SUNY resolution to protect interns not adopted by Geneseo

The State University of New York Executive Committee Student Assembly in Albany unanimously passed a resolution to improve the supervision of unpaid interns who receive college credit.

Three SUNY schools—Cobleskill, Oneonta and College of Technology at Delhi—are already implementing this resolution as of October—which Geneseo has not yet received, according to Associate Director for Internship Opportunities Rob DiCarlo.

“All it does is promote the idea of best practice for internships,” DiCarlo said. According to DiCarlo, “best practice” refers to internships that are registered for credit, involve academic and meaningful work, document hours and give periodic feedback and evaluation.

In the ideal internship that this resolution advocates for, the student works enough to learn, but not so much that they are replacing paid labor.
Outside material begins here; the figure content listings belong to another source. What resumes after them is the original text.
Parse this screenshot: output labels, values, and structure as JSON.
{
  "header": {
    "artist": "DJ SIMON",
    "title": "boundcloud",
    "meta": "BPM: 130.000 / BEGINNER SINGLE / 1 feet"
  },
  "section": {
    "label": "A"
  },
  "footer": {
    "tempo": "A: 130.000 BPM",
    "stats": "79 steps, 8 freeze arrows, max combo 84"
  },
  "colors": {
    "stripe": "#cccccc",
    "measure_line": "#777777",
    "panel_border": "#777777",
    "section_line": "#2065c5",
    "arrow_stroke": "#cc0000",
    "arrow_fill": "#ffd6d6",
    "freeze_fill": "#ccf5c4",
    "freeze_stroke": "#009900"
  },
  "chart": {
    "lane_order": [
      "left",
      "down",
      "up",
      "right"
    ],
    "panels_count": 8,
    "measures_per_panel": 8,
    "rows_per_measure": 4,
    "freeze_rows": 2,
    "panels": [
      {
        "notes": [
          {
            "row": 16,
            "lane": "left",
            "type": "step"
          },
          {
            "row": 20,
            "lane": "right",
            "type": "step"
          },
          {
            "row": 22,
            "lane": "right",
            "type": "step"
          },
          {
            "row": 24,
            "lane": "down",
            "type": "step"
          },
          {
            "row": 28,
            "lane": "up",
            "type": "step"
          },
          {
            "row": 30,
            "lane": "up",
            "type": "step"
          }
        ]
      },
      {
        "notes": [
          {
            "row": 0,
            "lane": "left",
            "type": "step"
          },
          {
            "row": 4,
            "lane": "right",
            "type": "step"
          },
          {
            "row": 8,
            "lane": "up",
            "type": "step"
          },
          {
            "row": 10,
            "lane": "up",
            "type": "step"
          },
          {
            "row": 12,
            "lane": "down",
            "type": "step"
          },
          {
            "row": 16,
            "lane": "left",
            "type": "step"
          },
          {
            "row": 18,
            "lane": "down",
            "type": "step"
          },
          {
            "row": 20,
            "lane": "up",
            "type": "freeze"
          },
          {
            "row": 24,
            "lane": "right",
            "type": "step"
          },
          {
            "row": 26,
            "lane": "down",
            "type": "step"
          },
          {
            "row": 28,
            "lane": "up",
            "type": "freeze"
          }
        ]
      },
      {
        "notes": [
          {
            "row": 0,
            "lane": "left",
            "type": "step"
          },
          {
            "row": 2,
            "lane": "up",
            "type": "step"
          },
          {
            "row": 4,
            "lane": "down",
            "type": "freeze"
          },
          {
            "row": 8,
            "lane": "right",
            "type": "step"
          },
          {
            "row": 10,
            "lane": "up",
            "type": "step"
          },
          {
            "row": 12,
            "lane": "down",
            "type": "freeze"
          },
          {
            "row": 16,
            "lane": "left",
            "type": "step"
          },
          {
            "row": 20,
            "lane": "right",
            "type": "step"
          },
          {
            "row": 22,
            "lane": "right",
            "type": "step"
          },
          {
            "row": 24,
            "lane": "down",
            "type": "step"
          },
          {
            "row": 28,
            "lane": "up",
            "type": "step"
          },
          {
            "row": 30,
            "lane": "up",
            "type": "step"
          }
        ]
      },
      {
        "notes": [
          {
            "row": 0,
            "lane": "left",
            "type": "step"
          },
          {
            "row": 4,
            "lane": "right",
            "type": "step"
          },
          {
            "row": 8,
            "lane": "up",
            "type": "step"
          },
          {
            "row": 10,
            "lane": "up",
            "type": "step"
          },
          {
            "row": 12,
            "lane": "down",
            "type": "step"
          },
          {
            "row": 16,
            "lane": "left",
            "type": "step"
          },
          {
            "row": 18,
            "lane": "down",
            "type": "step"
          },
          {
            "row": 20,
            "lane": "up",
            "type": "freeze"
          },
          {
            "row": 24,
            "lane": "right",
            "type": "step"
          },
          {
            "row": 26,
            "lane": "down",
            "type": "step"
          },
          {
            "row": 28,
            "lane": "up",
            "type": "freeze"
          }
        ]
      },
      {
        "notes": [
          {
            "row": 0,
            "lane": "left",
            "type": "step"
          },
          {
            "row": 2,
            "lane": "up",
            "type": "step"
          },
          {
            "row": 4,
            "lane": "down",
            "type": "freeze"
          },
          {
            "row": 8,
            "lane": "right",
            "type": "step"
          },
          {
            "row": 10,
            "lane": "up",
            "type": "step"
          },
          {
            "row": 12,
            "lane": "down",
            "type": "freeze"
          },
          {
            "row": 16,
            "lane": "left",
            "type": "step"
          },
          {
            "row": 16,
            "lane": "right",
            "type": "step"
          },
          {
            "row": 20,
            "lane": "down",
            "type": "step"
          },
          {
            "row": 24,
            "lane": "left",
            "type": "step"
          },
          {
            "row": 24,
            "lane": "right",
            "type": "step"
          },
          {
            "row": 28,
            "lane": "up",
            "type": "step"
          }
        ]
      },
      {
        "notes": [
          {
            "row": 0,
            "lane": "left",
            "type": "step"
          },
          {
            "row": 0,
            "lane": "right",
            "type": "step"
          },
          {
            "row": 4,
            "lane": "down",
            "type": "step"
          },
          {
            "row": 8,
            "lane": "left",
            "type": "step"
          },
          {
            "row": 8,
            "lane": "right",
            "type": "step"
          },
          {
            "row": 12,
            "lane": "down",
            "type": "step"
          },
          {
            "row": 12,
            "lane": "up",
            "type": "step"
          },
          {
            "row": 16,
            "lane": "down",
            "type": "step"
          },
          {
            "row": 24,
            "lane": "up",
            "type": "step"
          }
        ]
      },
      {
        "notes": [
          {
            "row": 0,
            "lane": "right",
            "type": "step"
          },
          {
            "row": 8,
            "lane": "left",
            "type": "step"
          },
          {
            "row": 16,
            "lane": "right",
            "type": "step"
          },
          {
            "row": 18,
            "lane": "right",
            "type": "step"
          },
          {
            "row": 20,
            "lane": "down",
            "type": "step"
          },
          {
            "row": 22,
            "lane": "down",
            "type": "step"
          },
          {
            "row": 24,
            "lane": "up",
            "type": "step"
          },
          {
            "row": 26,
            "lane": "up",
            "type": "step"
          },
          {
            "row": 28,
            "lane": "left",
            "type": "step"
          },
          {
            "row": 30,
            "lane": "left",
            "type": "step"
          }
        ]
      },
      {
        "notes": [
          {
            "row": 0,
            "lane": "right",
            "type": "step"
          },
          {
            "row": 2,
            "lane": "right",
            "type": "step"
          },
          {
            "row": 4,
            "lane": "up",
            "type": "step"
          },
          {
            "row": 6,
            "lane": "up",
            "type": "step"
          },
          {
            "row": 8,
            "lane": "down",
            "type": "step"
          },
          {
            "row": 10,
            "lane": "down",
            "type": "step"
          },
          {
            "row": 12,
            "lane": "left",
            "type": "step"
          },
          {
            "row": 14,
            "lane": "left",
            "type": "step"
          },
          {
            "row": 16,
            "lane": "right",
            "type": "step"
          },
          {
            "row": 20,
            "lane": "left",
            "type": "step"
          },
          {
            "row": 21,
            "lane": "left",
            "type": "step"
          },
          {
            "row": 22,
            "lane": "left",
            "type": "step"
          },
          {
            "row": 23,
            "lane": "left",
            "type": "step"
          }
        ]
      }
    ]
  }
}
Geneseo has practices in place—such as contracts and supervision—to ensure this balance, according to DiCarlo.

“I don’t want to minimize its importance but when resolutions get passed, it’s for things that everyone would support anyway,” DiCarlo said. This resolution falls in line with national standards to ensure a productive internship experience.

This resolution—if adopted by Geneseo—will reinforce the actions already taken to protect interns’ best interests through the Department of Career Development.

“I think it’s really important that the school takes initiative to make sure our internships are actually worth the credit hours we get for them, especially the unpaid ones,” junior Gina Girardi said. “Companies get away with overworking the interns and they end up doing busy work that no one else wants to do.”

“It would really probably fall to me in my office,” DiCarlo said. “From what I’ve seen of the resolution, it doesn’t ask us to do anything that we’re not already doing.”

“Geneseo students—especially if they are taking an internship for credit—are generally going to want to put their best effort into it,” College Communications intern junior Megan Tomaszewski said. “If you’re not getting something out of it I feel like … you are going to say something and figure out how to make the experience better.”

Students do have the option to speak up at the Department of Career Development; the office also holds more official regulations to ensure fair treatment.

“It’s good that the students are concerned about this because there’s times when interns are being taken advantage of by their employer and that’s when the learning contract comes into play,” DiCarlo said.

Many students take on internships without registering for credit and therefore would not receive the benefits of this program. DiCarlo explained that if the resolution gets adopted, students would be more likely to academically register for internships, even if they do not need the credit.

He added that he is currently working on introducing an option for students to register for zero-credit internships. That way, they could benefit from the regulation and services Geneseo could provide even if they do not want or need the academic credit.

According to DiCarlo, internships are “supposed to be for the benefit of the student,” with the employer benefitting as a side effect of the intern gaining knowledge and skill.

“We want internships to be educational and purposeful, not just free labor for employers,” he said.